I had been expecting the ferry to cost something like a hundred and sixty Euros, so Had withdrawn two thousand Swedish crones at the ATM. It was a nice surprise then when the man at the ticket desk said the price one way with a bike, economy cabin, was four-hundred and ninety-five Swedish crones, or fifty-six Euros; meaning, I'd some spare cash to spend during the sailing.

This would be the most relaxing ferry of this journey, as all the Summer-holidaymakers with their screaming kids had gone. There were plenty of places to sit. I had had a really big lunch at a vegetarian buffet restaurant before boarding so settled for a chicken rap for supper in the "Tango Cafeteria", which had a retro feel what with brown veneer panelled walls. I had a half litre of beer with my sandwich. There was only one other person in the place, a man sat with a computer open on the table in front of him. Then a burly guy, one of the crue came in, browsed and ordered a hamburger, conversing with the woman behind the counter loudly in what I think was Estonian; it was totally uncomprehendible.

I was on my third glass of beer.

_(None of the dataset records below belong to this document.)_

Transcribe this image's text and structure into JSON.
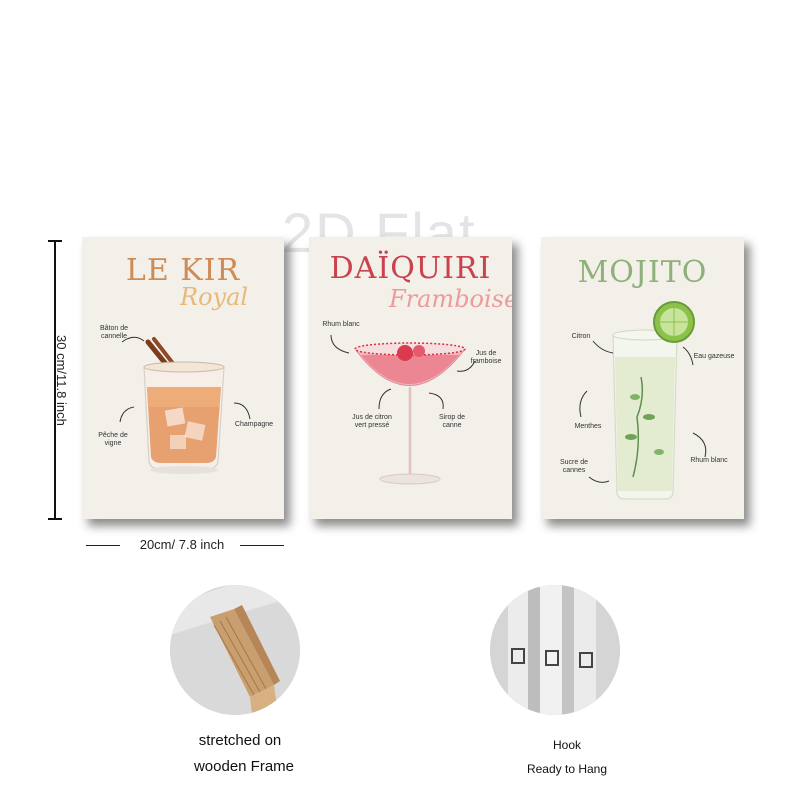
{
  "watermark": "2D Flat",
  "dimensions": {
    "height_label": "30 cm/11.8 inch",
    "width_label": "20cm/ 7.8 inch"
  },
  "posters": [
    {
      "title": "LE KIR",
      "subtitle": "Royal",
      "accent": "#d08a55",
      "subtitle_color": "#e8b978",
      "labels": [
        "Bâton de cannelle",
        "Pêche de vigne",
        "Champagne"
      ]
    },
    {
      "title": "DAÏQUIRI",
      "subtitle": "Framboise",
      "accent": "#c9424d",
      "subtitle_color": "#ef9a9a",
      "labels": [
        "Rhum blanc",
        "Jus de framboise",
        "Jus de citron vert pressé",
        "Sirop de canne"
      ]
    },
    {
      "title": "MOJITO",
      "subtitle": "",
      "accent": "#8fb07a",
      "labels": [
        "Citron",
        "Eau gazeuse",
        "Menthes",
        "Rhum blanc",
        "Sucre de cannes"
      ]
    }
  ],
  "features": [
    {
      "line1": "stretched on",
      "line2": "wooden Frame",
      "icon": "wooden-frame"
    },
    {
      "line1": "Hook",
      "line2": "Ready to Hang",
      "icon": "hook"
    }
  ]
}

I felt the need to celibrate, as leaving Sweden meant, beer would be affordable in the countries ahead of me. Then the evening's entertainment began. A group of six young Swedish guys came in; to the fore, a boisterous one with shoulder-length dark hair swept back and tied in a small pony-tail. He was clearly drunk as he staggered from side to side and his friends behind him were in stitches laughing. "Pizza!" he shouted out to the woman behind the counter. "Would you like..." but before the woman could finish, he shouted "Swedish half Russian chick!", which set his friends off in roars of laughter. I felt sorry for the woman, but he was harmless. He got his pizza. Then they all came with their drinks and sat at the table across from me. When he saw me still laughing he waved and shouted over "okay!"

I slept well in the cabin bunk and was awakened by the ship's tannoy announcing in Swedish, then Estonian, and finally in English "Good morning. We will be arriving in Tallinn in one and a half hours". I rolled out of bed quickly, as did the guy in the other bunk. He complained that he'd slept badly as his bed was very hard, "it was like a stone".

The buffet breakfast was different: a lot of pate and bowls of salads swimming in maionaise. I expect Estonian fare. I had a bit of a headache and so nothing much appealed to me, so I had some cake and coffee with plenty more coffee.

The disembarking was the usually opening the car-deck door to the din of trucks ticking over and forgetting which side of the ship I'd left the bike. Then the ride off following the long slow moving line of traffic out of the port, onto a busy road. There were no signs for the centre, none which I'd understand, so I headed towards church spires.